Bush proposes DHS budget increase
The White House’s $34.6 billion budget request for the Department of Homeland Security includes boosts for some multibillion-dollar programs supported by Lockheed Martin Corp. and other top defense contractors, The Associated Press reports.
The request provides an increase of $788.1 million for the Coast Guard’s fleet modernization program, including funding to complete the acquisition of four massive cutters. Integrated Coast Guard Systems, a joint venture of Lockheed Martin and Northrop Grumman Corp., leads the so-called Deepwater modernization program, which last week was the subject a House hearing looking into its cost overruns and design deficiencies.
The President’s budget request includes $1 billion that would pay for fencing, vehicle barriers and technology used in border control, a program whose management has also been criticized by the Inspector General’s office. Chicago-based Boeing Co. last year won a three-year, $67 million contract to install a high-tech virtual fence along the Mexican border in Arizona, the first step in a multibillion-dollar plan to reduce illegal entry along the 6,000 miles of the Canadian and Mexican borders.

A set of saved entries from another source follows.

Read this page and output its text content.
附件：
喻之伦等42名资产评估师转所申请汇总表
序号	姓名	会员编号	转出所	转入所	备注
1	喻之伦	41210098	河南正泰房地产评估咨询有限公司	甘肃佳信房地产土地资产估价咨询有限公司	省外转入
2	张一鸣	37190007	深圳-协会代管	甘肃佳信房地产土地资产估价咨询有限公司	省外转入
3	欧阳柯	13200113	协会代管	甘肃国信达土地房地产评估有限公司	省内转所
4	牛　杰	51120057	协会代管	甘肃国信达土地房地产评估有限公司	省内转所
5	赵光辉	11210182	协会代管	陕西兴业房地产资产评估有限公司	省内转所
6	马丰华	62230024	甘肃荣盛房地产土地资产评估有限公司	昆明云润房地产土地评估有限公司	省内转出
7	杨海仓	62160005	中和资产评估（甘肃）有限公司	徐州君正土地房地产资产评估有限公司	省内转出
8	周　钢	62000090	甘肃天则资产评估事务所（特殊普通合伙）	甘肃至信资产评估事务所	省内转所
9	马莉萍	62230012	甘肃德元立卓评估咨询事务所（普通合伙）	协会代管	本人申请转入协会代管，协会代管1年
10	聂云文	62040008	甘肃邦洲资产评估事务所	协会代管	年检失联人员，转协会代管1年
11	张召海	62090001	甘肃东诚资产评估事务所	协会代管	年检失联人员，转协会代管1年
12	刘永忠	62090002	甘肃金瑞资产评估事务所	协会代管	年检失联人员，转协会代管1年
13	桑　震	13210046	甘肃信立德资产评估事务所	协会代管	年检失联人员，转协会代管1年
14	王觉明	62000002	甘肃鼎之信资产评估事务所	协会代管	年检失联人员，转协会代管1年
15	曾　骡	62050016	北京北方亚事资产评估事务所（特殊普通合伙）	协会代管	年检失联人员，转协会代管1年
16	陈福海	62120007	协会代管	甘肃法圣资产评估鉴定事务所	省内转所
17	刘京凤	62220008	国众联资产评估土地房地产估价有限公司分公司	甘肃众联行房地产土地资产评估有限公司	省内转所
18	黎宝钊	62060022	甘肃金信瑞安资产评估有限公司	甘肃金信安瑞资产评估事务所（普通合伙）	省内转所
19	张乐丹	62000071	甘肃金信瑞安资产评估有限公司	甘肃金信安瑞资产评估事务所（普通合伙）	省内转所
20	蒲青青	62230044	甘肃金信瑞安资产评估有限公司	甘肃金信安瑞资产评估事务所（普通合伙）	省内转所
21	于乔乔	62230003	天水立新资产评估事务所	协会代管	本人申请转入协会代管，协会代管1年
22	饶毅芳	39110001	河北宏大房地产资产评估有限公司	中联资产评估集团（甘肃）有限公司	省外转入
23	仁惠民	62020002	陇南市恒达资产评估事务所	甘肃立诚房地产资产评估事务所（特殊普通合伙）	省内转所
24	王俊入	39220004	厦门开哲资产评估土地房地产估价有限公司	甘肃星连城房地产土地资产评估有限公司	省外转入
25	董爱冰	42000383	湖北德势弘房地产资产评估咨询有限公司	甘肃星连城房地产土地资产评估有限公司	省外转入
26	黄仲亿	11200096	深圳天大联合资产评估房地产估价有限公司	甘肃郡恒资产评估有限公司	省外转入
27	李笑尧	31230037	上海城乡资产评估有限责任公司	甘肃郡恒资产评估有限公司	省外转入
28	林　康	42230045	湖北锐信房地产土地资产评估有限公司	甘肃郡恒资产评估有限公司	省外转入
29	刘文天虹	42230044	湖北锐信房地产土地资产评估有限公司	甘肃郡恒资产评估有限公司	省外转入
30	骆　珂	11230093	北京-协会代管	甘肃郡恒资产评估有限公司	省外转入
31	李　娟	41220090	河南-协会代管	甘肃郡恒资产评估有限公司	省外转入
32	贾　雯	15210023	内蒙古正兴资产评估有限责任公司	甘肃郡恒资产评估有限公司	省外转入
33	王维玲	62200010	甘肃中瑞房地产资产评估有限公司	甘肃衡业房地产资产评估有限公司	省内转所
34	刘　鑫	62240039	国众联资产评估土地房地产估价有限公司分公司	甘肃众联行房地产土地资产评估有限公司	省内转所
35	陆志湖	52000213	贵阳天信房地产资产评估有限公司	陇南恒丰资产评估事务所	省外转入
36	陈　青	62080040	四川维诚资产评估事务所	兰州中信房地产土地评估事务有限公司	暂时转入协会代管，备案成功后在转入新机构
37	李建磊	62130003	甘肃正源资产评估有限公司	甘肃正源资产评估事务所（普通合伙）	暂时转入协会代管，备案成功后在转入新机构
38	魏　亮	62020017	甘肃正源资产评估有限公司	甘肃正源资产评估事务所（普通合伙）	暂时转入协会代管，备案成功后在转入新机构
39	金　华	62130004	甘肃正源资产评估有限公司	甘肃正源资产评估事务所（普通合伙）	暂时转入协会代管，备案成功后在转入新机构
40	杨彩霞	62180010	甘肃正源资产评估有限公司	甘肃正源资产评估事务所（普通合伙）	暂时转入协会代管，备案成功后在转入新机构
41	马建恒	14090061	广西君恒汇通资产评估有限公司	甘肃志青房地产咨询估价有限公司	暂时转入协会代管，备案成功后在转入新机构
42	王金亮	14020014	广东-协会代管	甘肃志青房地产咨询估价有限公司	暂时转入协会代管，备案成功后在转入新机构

The Bush administration’s budget proposal also provides $462 million to continue upgrading the screening of all visitors entering and leaving the country. That total includes $228 million to aid the transition from a two-fingerprint to a 10-print system, and enable communication between the systems used by Homeland security officials and the Federal Bureau of Investigation. Bermuda-based Accenture Ltd., a management and technology consulting company, is the lead contractor on the US-VISIT program, which currently collects two prints. Lockheed Martin built the FBI system.
Elsewhere, the DHS budget request includes $562 million for the agency’s nuclear detection office — a 17 percent increase over the current year — and $178 million to deploy port radiation monitors capable of screening 98 percent of cargo by the end of the year.
Josephine Millward, an analyst with Stanford Group Co., tells The AP that the boost is a positive for the firms competing for more than $2.5 billion in funding awarded last year under two separate nuclear detection programs. The companies are: L-3 Communications Holdings Inc., American Science & Engineering Inc., a Billerica, Mass.-based maker of X-ray inspection machines, Science Applications International Corp. of San Diego, Thermo Electron Corp., now part of Thermo Fisher Scientific Inc., Raytheon Co. and Canberra Industries Inc.